На улице пустынно, просторно. Воскресное утро – редкий период тишины и покоя. Скоро возобновится неизменная толкотня, давка, суета, шум. И никуда от них не спрячешься в этой Москве – везде достанут. Везде найдут и заразят, заставят тоже забегать, занервничать, заспешить неизвестно зачем; а потом отпустят поздним вечером, когда уже ничего больше не надо. Только вот рухнуть в постель. Скорей отключиться.
– У нас выписано розовое «Агу», – говорит Маркин женщине, выдающей упаковки с питанием, и протягивает ей обратно синее.
– Розового сегодня нет, – отвечает женщина.
Что ж, Маркин бросает в пакет синее, которое дочка не любит. Да как-нибудь выпьет, покапризничает, конечно… Он выходит из молочки, доставая сигарету.

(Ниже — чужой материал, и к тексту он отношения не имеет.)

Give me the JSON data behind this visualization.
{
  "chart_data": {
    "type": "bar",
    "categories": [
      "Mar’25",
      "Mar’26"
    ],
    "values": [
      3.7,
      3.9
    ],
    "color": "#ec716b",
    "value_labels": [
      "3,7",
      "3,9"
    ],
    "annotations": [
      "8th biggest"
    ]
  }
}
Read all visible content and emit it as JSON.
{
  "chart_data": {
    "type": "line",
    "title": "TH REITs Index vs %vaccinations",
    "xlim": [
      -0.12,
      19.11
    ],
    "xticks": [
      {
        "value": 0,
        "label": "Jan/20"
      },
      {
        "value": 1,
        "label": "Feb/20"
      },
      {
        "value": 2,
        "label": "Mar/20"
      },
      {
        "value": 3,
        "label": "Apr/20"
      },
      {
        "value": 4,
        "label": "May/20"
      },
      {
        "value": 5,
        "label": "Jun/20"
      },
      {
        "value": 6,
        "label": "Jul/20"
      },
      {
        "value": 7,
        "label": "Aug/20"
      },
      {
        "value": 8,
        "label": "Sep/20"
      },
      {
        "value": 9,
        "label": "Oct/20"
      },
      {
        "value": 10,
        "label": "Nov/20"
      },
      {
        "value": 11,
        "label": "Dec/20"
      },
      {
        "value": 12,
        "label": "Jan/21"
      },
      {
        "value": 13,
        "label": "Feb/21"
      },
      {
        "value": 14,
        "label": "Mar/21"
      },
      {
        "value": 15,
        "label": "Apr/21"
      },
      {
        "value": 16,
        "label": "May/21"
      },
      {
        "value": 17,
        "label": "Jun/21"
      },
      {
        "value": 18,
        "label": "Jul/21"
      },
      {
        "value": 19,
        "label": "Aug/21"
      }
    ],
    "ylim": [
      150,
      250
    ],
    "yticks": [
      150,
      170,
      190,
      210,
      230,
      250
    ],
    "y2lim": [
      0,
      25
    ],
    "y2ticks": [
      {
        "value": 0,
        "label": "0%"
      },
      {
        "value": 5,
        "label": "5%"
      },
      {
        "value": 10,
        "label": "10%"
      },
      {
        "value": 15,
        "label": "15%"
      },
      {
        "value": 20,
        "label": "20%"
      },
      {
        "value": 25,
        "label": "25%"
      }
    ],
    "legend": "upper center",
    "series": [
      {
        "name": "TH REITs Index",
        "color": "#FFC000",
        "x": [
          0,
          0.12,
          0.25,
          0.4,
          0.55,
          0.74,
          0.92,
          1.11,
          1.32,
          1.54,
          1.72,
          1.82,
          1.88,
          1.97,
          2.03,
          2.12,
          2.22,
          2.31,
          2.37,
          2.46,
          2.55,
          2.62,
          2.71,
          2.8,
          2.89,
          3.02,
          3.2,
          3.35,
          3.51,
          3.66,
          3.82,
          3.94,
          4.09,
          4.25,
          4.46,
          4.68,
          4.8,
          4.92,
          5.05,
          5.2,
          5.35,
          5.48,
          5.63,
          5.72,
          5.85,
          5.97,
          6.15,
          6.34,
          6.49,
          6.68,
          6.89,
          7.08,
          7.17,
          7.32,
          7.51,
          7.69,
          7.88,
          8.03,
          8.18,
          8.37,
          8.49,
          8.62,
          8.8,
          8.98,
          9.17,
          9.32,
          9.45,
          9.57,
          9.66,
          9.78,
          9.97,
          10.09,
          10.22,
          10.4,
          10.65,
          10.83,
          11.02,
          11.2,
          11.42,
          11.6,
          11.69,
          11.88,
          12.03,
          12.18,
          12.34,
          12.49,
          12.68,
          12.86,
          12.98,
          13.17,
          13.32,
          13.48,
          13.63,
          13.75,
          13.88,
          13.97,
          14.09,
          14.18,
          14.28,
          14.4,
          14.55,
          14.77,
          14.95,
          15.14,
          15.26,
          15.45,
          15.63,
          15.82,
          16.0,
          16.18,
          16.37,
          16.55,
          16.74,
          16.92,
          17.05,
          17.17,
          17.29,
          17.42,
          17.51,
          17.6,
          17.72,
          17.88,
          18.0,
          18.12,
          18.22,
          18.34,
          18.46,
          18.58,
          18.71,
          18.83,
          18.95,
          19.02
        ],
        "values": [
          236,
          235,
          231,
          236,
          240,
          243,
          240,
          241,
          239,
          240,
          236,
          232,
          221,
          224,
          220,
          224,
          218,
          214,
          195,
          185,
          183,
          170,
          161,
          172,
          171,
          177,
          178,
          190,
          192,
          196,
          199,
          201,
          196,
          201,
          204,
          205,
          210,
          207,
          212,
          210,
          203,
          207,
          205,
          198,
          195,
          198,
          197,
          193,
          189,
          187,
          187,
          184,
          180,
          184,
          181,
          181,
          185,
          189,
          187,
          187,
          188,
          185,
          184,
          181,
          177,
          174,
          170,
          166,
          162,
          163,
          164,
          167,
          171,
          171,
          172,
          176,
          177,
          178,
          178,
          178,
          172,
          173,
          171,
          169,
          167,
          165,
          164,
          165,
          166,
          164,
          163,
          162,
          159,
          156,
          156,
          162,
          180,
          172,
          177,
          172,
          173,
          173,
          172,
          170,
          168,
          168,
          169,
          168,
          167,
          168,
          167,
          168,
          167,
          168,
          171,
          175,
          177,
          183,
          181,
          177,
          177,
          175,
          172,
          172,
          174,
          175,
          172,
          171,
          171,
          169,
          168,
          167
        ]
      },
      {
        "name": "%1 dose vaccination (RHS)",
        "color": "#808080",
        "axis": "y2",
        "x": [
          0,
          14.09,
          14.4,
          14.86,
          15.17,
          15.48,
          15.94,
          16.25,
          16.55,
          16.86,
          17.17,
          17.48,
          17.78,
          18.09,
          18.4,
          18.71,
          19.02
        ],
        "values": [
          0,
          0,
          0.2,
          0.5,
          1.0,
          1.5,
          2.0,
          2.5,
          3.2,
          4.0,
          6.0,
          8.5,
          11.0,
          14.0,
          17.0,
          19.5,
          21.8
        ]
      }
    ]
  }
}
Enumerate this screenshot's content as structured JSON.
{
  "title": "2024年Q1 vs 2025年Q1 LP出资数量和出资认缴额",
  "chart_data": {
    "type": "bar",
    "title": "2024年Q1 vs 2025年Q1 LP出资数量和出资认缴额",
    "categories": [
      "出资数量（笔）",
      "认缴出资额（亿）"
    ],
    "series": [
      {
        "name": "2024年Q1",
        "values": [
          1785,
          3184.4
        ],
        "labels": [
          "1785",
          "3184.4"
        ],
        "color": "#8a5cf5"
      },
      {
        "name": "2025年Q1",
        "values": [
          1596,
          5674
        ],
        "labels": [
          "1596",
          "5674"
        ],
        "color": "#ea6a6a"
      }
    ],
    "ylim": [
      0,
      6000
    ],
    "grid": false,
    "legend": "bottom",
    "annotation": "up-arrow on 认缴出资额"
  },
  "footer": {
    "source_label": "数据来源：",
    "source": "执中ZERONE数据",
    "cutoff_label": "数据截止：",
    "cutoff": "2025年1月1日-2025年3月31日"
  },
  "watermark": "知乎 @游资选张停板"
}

Тут же, у дверей, подскочила здоровенная черная овчарка. Маркин замер, ожидая, что сейчас она вцепится ему в ногу или бросится на грудь. Глаза отвел, чтоб не показать псине испуг.
– Эльза, фу! – кричит рядом девушка.
Она оттаскивает обнюхивающую Маркина собаку. Маркин оживает:
– Намордник надевать надо.
– Извините, пожалуйста! – Девушка пристегивает к ошейнику поводок. – Она не злая…
– На вид не скажешь.
Маркин спешит домой. Дочка, наверное, уже окончательно проснулась, ревет вовсю, требуя завтрака.